Soma faciasının maden felaketi olduğu kadar, aynı zamanda bir hukuk felaketi olduğuna vurgu yaptı
Ülke Tarihimizin En Büyük Madencilik Felaketi
Eğitim-Sen Hatay Şube Başkanı Özgür Tıraş, Soma faciasının bir maden felaketi olduğu kadar, aynı zamanda bir hukuk felaketi olduğunu söyledi. 13 Mayıs 2014 tarihinde yaşanan ve ülke tarihimizin en büyük madencilik felaketi olarak tarihe geçen Soma Maden Faciasında hayatını kaybeden 301 madenciyi saygıyla andığını belirten Başkan Özgür Tıraş, Soma Maden Faciasının görünmez bir kaza değil, neoliberal anlayışın sonucu olarak, kamu madenciliğinin yok edilmesinin, işçilerin sendikasızlaştırılmasının ve köleci çalışma sisteminin dayatılmasının ürünü olduğunu vurguladı.
Acıya, adaletsizlik ve haksızlık eklendi…
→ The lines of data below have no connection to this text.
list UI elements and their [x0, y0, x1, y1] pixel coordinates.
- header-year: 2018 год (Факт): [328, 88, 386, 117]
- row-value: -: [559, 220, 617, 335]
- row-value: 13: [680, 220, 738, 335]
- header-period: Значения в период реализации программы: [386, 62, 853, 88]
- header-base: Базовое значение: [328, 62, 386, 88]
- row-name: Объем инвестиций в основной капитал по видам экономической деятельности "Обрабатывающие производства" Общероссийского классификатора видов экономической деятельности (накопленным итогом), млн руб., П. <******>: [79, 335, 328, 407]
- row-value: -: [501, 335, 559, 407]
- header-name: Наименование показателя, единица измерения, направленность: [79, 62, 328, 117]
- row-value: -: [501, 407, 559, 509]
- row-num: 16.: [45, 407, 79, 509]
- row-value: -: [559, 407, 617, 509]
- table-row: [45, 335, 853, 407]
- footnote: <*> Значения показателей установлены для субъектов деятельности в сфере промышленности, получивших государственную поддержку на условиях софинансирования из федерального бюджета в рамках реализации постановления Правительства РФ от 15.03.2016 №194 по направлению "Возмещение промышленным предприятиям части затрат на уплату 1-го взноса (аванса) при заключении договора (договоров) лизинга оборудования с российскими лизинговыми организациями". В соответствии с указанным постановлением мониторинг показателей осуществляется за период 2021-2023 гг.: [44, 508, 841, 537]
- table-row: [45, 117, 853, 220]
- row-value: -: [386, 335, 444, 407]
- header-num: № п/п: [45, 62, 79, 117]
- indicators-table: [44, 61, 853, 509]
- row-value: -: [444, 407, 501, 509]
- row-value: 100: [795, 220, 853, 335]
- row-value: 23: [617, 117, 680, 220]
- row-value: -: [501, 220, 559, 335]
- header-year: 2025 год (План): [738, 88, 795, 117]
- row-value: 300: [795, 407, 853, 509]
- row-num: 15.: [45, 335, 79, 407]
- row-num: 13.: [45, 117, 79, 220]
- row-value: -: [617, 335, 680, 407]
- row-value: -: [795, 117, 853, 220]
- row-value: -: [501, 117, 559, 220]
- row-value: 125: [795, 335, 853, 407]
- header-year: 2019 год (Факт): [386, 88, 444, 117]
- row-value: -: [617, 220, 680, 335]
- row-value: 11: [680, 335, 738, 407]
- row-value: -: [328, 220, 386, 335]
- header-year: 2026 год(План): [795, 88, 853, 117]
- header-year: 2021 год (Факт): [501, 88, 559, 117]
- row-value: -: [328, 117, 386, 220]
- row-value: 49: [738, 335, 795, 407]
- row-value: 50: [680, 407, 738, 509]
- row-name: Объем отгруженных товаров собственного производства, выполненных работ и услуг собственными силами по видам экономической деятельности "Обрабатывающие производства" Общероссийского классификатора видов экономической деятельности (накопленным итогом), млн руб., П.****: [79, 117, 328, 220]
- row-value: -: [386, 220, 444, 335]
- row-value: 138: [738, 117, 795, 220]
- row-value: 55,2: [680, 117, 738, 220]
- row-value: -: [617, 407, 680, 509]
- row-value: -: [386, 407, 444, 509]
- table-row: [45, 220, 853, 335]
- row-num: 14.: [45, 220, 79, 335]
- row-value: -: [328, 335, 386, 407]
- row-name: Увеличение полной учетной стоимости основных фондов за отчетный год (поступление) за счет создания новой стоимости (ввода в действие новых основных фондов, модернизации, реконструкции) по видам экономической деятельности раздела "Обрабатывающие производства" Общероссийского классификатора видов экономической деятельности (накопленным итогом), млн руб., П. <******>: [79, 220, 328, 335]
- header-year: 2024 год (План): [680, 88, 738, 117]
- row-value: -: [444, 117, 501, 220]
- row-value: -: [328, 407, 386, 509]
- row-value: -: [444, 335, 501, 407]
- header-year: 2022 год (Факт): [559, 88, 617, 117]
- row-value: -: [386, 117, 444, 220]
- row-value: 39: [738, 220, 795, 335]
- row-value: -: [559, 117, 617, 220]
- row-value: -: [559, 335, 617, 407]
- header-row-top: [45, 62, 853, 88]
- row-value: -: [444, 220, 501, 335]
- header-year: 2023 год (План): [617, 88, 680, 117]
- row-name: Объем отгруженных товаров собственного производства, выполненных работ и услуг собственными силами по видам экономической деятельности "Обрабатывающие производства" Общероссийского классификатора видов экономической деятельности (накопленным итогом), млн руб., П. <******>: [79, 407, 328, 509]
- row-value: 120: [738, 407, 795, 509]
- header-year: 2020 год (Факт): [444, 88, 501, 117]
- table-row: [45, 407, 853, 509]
Soma Faciası’nın, basit bir ihmal değil, madencilik bilgi ve birikiminin yok sayılmasının, teknik bilgi ve alt yapı yetersizliğinin, iş güvenliği anlayışının görmezden gelinmesinin sonucu olduğunu söyleyen Başkan Özgür Tıraş, maden şirketlerinin, karlarını artırabilmek için dayattığı çalışma koşullarının ve siyasi iktidarın emekçilerin hayatlarına değer vermeyen politikalarının bedelini, Soma’da 301 madencinin hayatlarıyla ödediğini ifade etti.
Aradan geçen 8 yıl içinde, Soma Faciasının sadece bir maden felaketinin değil, aynı zamanda bir hukuk felaketinin de adı haline geldiğini söyleyen Başkan Özgür tıraş, şunlara değindi:
“Dava süreci boyunca yaşananlar ve mahkemenin verdiği karar sonucunda, faciada kaybettiğimiz 301 madencinin acısı üzerine, adaletsizlik ve haksızlık duygusunun derin üzüntüsü da eklenmiştir.
Acılı ailelerin gönüllü avukatları cezaevine konuldu…
Kamu kurumlarının sorumluluğunu yok sayan, maden şirketi sahiplerinin suçunu hafifleten yargılama süreci sonunda sorumlulara adeta göstermelik cezalar verilmiş, iktidar tarafından çıkarılan infaz indirimiyle de sorumlular neredeyse hapis bile yatmadan serbest kalmıştır. Bugün Soma Faciasının sorumluları dışarıdayken, acılı ailelerin gönüllü avukatlığını üstlenen Can Atalay ve Selçuk Kozağaçlı’nın cezaevinde olması, hukukun içinde bulunduğu içler acısı durumun göstergesidir.
Soma davası yeniden görülmeli…
Soma Davası, tıpkı Gezi Davası, Çorlu Tren Kazası Davası, 10 Ekim Davası gibi toplumun adalet duygusunu ve hukuka inancını zedeleyen bir biçimde sonuçlanmıştır. Soma Davası mutlaka yeniden görülmeli ve sorumlular hak ettikleri biçimde cezalandırılmalıdır. Üzerinden kaç yıl geçerse geçsin 301 madencinin ölümünü, siyasi iktidarın ve kamu kurumlarının sorumluluğunu, madenci şirketin açgözlü sahiplerini ve faciaya sebep olan kişileri asla unutmayacağız.
İnsanca yaşayabileceğimiz bir ülke ve insani koşullarda çalışabileceğimiz iş koşulları için mücadele etmeye devam edeceğiz.”